More than 100 feet below the surface of Lake Huron, on a rocky ridge that served as a land bridge about 9,000 years ago, the research team found what is believed to have been caribou-hunting structures and camps used by early hunters.
A paper about the findings is published in the June 8 issue of Proceedings of the National Academy of Sciences.
"This is the first time we've identified structures like these on the lake bottom," John O'Shea, curator of Great Lakes Archaeology in the university's Museum of Anthropology and a professor in the department of anthropology, said in a news release.
"Scientifically, it's important because the entire ancient landscape has been preserved and has not been modified by farming or modern development," he said. "That has implications for ecology, archaeology and environmental modeling."
O'Shea and Guy Meadows -- director of the Marine Hydrodynamics Laboratories and a professor in the departments of naval architecture and marine engineering, and also atmospheric, oceanic and space sciences -- found features they suspect are the remains of hunting pits, camps and caribou drive lanes, which are long rows of rocks used to channel caribou into ambushes.
The 1,148-foot submerged structure they identified as an animal drive lane closely resembles a drive structure located on Victoria Island in the Canadian subarctic.
The hunting formations are sited on the 10-mile-wide Alpena-Amberley ridge that stretches more than 100 miles from Point Clark, Ontario to Presque Isle, Mich.
The ridge was a land bridge between 10,000 and 7,500 years ago, when water levels were much lower, the researchers indicated.
Unlike coastal areas, where scientists contend other archeological sites exist but are buried in seed sediment and likely lost forever, the surface of the newly-discovered hunting ground appears relatively unspoiled.
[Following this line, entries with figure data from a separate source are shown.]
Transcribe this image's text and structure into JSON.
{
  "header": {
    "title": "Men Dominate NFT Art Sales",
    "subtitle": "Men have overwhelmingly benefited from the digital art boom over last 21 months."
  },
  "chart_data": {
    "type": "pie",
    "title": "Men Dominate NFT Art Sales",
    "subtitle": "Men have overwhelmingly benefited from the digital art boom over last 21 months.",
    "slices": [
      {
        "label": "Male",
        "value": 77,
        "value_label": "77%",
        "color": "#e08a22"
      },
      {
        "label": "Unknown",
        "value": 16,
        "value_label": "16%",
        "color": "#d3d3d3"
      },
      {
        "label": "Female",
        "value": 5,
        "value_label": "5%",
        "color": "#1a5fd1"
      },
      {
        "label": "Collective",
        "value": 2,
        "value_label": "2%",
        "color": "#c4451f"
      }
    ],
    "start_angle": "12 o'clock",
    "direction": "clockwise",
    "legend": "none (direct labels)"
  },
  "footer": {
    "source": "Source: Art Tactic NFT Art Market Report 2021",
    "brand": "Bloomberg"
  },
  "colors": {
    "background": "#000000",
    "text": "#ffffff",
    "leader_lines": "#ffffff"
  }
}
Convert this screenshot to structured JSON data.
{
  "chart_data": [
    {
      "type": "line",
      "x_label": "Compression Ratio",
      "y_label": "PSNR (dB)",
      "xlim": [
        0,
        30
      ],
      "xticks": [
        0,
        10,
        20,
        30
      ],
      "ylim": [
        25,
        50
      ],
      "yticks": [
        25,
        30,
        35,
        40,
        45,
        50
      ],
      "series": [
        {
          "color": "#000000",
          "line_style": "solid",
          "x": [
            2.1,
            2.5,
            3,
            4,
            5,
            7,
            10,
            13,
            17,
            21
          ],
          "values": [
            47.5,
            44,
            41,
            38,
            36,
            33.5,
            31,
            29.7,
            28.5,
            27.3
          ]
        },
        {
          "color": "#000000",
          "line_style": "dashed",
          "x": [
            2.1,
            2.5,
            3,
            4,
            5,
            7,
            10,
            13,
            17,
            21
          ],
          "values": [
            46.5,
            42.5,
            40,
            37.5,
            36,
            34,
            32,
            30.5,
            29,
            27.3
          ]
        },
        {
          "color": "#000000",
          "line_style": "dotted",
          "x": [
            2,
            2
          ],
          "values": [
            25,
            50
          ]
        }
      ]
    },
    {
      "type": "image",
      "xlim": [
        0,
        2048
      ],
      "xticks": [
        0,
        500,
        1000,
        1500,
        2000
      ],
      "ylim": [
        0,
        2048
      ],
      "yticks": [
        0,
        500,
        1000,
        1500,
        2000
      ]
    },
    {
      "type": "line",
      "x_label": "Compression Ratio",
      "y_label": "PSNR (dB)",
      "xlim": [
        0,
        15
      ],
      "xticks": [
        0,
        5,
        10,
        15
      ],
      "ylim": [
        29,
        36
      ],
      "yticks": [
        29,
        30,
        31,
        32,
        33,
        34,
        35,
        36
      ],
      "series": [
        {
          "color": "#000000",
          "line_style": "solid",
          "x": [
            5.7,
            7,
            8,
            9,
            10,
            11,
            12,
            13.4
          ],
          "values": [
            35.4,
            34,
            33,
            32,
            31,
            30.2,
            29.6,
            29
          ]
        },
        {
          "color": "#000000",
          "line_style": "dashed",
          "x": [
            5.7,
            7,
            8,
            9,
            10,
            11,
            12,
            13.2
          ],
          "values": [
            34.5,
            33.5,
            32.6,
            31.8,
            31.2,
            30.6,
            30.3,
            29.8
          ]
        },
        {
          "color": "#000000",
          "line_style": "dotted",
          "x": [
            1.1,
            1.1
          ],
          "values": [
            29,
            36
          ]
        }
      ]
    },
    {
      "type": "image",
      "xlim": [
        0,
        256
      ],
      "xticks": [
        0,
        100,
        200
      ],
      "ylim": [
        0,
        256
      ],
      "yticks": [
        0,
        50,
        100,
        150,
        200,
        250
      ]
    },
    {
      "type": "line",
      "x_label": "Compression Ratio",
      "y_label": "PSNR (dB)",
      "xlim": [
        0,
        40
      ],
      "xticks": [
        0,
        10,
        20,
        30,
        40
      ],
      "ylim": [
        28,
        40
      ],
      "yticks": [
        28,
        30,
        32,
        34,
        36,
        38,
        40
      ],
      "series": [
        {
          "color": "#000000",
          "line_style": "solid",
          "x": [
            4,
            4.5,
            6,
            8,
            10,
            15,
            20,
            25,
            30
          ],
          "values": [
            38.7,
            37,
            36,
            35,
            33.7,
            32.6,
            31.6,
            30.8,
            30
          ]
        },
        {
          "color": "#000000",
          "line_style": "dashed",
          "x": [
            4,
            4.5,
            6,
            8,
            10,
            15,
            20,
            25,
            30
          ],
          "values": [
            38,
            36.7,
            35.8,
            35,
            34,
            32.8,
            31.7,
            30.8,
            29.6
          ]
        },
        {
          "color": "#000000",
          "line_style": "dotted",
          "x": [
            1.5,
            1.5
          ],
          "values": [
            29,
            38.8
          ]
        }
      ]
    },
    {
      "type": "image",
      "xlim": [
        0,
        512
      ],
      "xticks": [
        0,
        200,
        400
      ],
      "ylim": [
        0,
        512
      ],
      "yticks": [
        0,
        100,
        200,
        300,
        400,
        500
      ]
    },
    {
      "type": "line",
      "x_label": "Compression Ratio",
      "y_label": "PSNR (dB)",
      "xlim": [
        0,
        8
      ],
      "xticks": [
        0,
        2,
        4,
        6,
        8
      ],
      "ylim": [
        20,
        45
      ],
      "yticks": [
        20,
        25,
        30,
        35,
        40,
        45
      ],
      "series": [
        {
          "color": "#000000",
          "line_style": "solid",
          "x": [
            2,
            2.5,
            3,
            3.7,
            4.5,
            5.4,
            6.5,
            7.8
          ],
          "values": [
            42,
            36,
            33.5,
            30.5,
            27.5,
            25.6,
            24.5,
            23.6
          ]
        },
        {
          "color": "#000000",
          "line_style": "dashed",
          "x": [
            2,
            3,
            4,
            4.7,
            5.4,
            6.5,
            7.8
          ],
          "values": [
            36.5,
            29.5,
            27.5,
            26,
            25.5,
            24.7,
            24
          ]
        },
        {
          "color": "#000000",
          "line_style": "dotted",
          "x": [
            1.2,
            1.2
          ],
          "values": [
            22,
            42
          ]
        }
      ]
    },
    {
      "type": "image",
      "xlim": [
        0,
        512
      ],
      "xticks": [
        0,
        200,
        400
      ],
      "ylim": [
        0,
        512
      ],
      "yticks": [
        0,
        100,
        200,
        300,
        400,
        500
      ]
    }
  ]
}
The scientists say they long suspected they would find signs of ancient occupations along the ridge, but the evidence didn't jump out at them until O'Shea and Meadows began searching for caribou-hunting structures -- which made sense, as the region's climate at the time would have been similar to the subarctic, where hunters were known to utilize caribou drive lanes.
The U-M researchers then narrowed their search further by modeling the lake ridge as it likely would have looked when it was dry, and then using computer programs to reconstruct the ancient environment and then simulate caribou migrations through the area.
After honing in on the areas they wanted to explore, O'Shea and Meadows called out the university's new, Blue Traveler survey vessel, with cutting-edge sonar equipment and remotely-operated underwater vehicles with video cameras.
"The combination of these state-of-the art tools have made these underwater archeological investigations possible," Meadows said. "Without any one of these advanced tools, this discovery would not have happened."
The archaeologists plan to start examining the new hunting areas this coming summer.
Not much is known about the Paleo-Indian and early Archaic periods in the Great Lakes region because most of the period enclaves were covered by the lakes.
"Without the archeological sites from this intermediate time period, you can't tell how they got from point A to point B, or Paleo-Indian to Archaic," O'Shea said. "This is why the discovery of sites preserved beneath the lakes is so significant."